I haven’t been a Girl Scout for more than 45 years. The
badges are long gone. I forget the handshake and the name of my troop leader.
But the motto still regularly comes to mind. “Be prepared.”
A few posts back, I wrote about the benefits of not trying
to manage depression, panic, and PTSD on my own. My wellness plan includes
regular practice of coping skills, medication, lifestyle changes, and weekly
therapy. And, yesterday, when I wrecked my car on a telephone pole, I was
reminded of just how important is to have a full spectrum of support systems in
place.
I used mindful breathing and wise mind when it first
happened to call the police, complete the police report, text Fred to have him
call my therapist, and contact the insurance company. I heard myself talking
too fast to the police and observed that I was beginning to panic, so I began
to silently count as I was breathing. Counting engaged a different part of my
brain, enabling me to stop “crisis” thinking and slow down.

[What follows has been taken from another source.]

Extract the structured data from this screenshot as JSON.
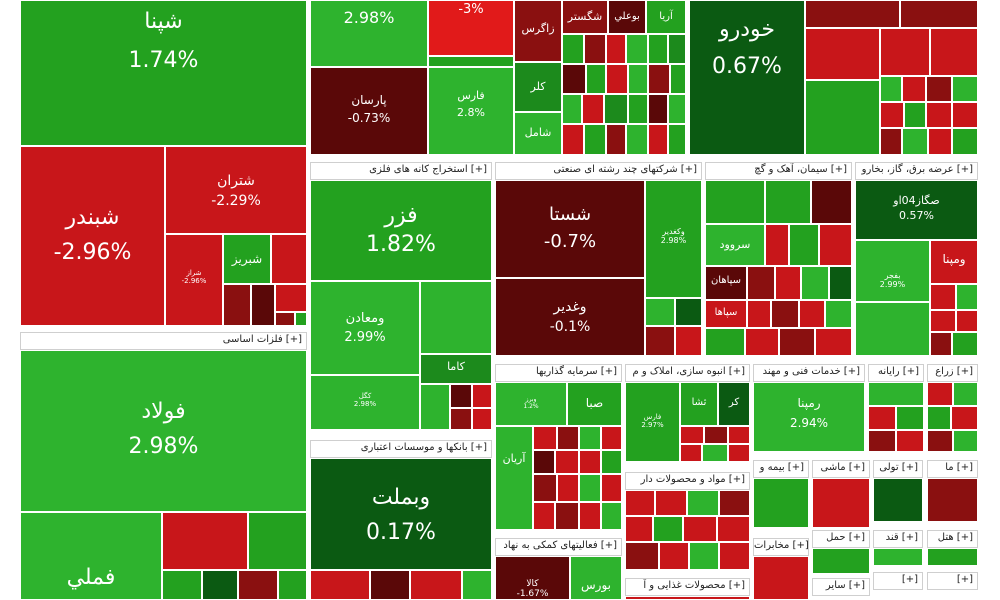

When I arrived home, however, I began shaking and became
tearful. My sympathetic nervous system was highly aroused. My head hurt. And I
was suddenly overwhelmed with fearful feelings and judgmental thoughts. I tried
to get myself back to “base line.” I self-soothed with a cup of cocoa. I walked
around the block to use up some adrenalin. I talked to Fred for encouraging,
comforting words. It was a beautiful day so I went outside and mindfully looked
at all the flowers coming up. Over the next hour, it seemed that I used every
DBT skill in the book and I was still right at the edge of a full blown panic
attack.
That’s when my therapist called. Making coaching phone calls
are part of a trained DBT therapist’s tool box. She was encouraging,
validating, and comforting which helped a lot. She also said something that
finally helped me “turn” my mind. “Just give it some time,” she said. “As time
passes, this will get resolved and you’ll move on. You’ll be okay.” Those gentle
and positive words were just what I needed to help me get unstuck and put
things into perspective.
I don’t know why I couldn’t find those words within my own
mind and calm myself down. Hopefully, someday I will. But for today, I’m
grateful that I have people, plans, and procedures in place to help me when I
start to unravel. “Be prepared.” Still a good motto even after all these years.